Where to now for the UK and global financial system?

Following the Bank of England’s intervention into the UK bond market to prevent a financial crash, centred on pension funds, the big question hanging over the British and global financial markets is what happens when the emergency program ends.

The BoE committed itself to spending £65 billion—£5 billion a day for 13 days until October 14—on long-dated UK government debt, that is, 10-year and particularly 30-year bonds, so-called gilts.

Liz Truss speaks after winning the Conservative Party leadership contest at the Queen Elizabeth II Centre in London on September 5, 2022. [AP Photo/Alberto Pezzali]

Over the weekend, the Financial Times (FT) reported that regulatory authorities responsible for the £1.5 trillion pensions sector, which came close to imploding, “have been holding daily talks with asset managers to stave off a fresh crisis” when the emergency bond-buying finishes.

The crisis erupted when pension funds, which match their income and asset holdings with their liabilities and make heavy investments in gilts to do so, were met with “margin calls”—demands for increased collateral to back the loans they had taken out to buy derivatives to balance their books as bond prices fell.

The pension funds started selling bonds, lowering their price, to raise cash to meet the margin calls. This threatened to set in motion a “doom loop,” with the fall in bond prices leading to a demand for further collateral, prompting more selling, lowering prices still further, and a demand for yet more collateral.

Had the crisis continued, an estimated 90 percent of pension funds could have become insolvent.

The BoE issued a statement that the “scale and speed” of the shift “far exceeded historical moves.”

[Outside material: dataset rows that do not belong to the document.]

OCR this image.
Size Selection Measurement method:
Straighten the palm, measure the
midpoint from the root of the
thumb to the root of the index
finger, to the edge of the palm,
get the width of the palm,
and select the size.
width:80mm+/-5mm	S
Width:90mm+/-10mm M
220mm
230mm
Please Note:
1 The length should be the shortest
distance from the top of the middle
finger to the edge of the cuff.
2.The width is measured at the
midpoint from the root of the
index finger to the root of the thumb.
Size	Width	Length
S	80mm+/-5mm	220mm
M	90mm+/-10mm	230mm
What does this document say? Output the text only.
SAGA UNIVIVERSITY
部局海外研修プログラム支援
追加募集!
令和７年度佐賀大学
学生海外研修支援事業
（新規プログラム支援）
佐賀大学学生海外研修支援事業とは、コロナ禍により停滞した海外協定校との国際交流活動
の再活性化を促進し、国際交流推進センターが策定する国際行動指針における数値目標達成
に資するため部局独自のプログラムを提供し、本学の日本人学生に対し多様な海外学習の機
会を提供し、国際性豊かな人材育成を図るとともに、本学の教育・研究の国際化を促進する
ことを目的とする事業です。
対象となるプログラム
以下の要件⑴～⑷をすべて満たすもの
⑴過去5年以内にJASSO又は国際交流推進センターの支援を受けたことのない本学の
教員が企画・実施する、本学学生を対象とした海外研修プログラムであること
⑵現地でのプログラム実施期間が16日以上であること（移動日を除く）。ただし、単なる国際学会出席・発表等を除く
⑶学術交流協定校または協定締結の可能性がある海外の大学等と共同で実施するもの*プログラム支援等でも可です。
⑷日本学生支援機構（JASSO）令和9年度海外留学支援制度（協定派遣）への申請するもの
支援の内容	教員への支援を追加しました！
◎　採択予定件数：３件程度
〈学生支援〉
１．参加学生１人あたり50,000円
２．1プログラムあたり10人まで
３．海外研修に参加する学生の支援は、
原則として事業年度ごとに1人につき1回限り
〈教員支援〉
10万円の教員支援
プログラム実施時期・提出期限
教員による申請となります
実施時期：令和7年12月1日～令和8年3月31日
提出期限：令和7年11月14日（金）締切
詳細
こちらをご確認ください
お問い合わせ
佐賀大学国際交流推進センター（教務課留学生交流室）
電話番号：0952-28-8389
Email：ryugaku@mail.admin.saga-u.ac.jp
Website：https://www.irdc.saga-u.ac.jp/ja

Last Wednesday, the 30-year gilt yield rose at one stage by 1.27 percentage points because of the fall in bond prices (the two move in opposite directions) before coming back down after the BoE intervention. This single day movement was greater than the annual range in all but four of the past 27 years.

The head of UK rates strategy at the banking giant HSBC, Daniela Russell, told the FT the BoE bond purchases were a “sticking plaster” to buy time. There was a possible “cliff edge” when the intervention ended and the central bank might have to offer more support.

The newspaper reported that in the rush to raise cash, pension funds had been selling stocks and bonds, with some seeking bailouts from their corporate financial backers.